DpTripleStep is very similar, though it needs to keep the 4 previous sub-problems instead of 2, and of course it does a different calculation per sub-problem.
2-Dimensional Bottom-Up DP
The bottom-up DpKnapsack class is again much like the top-down DpKnapsack implementation, but it again specifies that it only needs the previous 2 sets of sub-problems.
class DpKnapsack
: public murraycdp::DpBottomUpBase<
2, // count of sub-problems to keep.
SubSolution,
SubSolution::type_vec_items::size_type,
Item::type_weight
> {
Where the bottom-up DpFibonacci passed one count to the base class’ constructor, the bottom-up DpKnapsack passes two, one for each calc_subproblem() parameter:
DpKnapsack(
const type_vec_items& items,
type_weight weight_capacity)
: DpBottomUpBase(
items.size() + 1,
weight_capacity + 1),
items_(items),
weight_capacity_(weight_capacity) {}
The base DpBottomUpBase class uses these constructor parameters as ends of ranges, assuming that each range starts at 0. It will then iterate over the first range, iterating over the second range each time, like a nested for loop:
for (int items_count = 0; items_count < MAX_ITEMS; ++items_count) {
for (int weight_capacity = 0; weight_capacity < MAX_WEIGHT_CAPACITY; ++ weight_capacity) {
...
}
There is no way in C++ to nest an arbitrary number of for loops. But we can use variadic templates to declare an arbitrarily-nested vector. And thanks to my funky variadic templates for vectors of vector (of vectors of vectors, etc), the base class can generically call calc_subproblem() as if it had nested for loops, regardless of how much nesting there should be. My for_vector_of_vectors() takes the (nested) vector, and a series of start and end parameters for each level and eventually uses std::experimental::apply() to call the functor (a lambda, in this case) for each combination. To get that series of start and end parameters, it uses my funky tuple_interlace() to alternate starts (0) with ends.
The bottom-up DpEditDistance and bottom-up DpSubstringMatching do much the same thing.
Problems with DpBottomUpBase
The bottom-up base class has some serious limitations:
It only lets us discard older sub-problems in the first dimension, such as the Knapsack sub-problems for items less than n-2. But you might understand enough about your algorithm to know other sets of sub-problems that can be discarded at various times, based on less simple criteria. This would make the best use of space while avoiding recalculation. Maybe some recalculation would be OK as long as you could minimize it.
Also, it is limited to a simple iteration, using a range from start to end, using a simple operator++ to move to the next iteration. But sometimes you want to do something a little more complicated than an iterating for loop.
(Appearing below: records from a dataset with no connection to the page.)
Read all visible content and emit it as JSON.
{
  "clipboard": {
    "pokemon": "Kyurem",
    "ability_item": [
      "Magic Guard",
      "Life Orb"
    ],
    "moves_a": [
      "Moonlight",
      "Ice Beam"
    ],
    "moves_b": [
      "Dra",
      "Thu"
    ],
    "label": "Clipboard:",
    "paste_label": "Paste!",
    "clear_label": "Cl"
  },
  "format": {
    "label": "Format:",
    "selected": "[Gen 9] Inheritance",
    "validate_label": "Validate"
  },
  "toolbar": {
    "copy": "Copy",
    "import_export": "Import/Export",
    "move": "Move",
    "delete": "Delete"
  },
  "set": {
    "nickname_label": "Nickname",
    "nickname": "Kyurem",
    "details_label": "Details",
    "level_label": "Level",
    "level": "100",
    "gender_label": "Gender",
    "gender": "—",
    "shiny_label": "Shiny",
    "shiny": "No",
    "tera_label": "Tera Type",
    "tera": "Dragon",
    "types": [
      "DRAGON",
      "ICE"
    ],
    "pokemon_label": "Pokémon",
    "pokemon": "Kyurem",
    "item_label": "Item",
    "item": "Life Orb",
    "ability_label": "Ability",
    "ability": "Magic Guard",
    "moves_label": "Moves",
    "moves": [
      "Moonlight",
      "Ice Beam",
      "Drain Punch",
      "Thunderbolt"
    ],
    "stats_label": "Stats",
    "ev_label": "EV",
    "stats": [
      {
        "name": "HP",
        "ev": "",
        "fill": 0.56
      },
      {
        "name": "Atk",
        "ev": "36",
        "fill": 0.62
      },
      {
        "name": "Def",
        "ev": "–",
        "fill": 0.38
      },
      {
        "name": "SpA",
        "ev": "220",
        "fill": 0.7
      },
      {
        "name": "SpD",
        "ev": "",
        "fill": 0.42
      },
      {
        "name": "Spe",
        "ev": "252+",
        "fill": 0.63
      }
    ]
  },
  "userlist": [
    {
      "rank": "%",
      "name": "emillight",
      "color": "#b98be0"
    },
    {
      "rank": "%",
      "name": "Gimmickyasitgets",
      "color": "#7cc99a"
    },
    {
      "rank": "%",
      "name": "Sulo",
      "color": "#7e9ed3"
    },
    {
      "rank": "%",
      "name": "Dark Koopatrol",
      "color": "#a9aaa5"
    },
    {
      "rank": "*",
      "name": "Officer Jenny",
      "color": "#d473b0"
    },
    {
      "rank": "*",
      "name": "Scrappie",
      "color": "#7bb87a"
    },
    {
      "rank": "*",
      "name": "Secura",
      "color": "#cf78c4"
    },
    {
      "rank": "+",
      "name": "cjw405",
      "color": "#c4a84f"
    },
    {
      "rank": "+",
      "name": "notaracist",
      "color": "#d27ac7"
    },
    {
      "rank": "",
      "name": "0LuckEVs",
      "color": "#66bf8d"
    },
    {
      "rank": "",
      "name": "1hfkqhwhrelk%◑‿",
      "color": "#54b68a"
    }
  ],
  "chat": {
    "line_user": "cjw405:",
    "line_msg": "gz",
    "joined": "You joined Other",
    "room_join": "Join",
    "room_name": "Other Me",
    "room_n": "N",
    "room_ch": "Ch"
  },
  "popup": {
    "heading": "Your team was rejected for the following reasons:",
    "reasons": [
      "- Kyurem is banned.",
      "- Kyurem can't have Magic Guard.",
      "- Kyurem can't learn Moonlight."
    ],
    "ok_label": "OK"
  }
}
For instance, my top-down DpTsp class finds a solution for the Travelling Salesman Problem by manipulating sub-sets in its calc_subproblem(). I could use gosper’s hack to create a suitable n-choose-k subset iterator, but it still needs to iterate over a further set of subsets missing each item from the parent subset, and I suppose that would be doable with another custom iterator. But the start and end iterators at each level would then have to be instantiated based on the values of the parent level, and cannot just be supplied before the whole calc() starts. Maybe I could do something with lambda functions to let these iterators be instantiated along the way.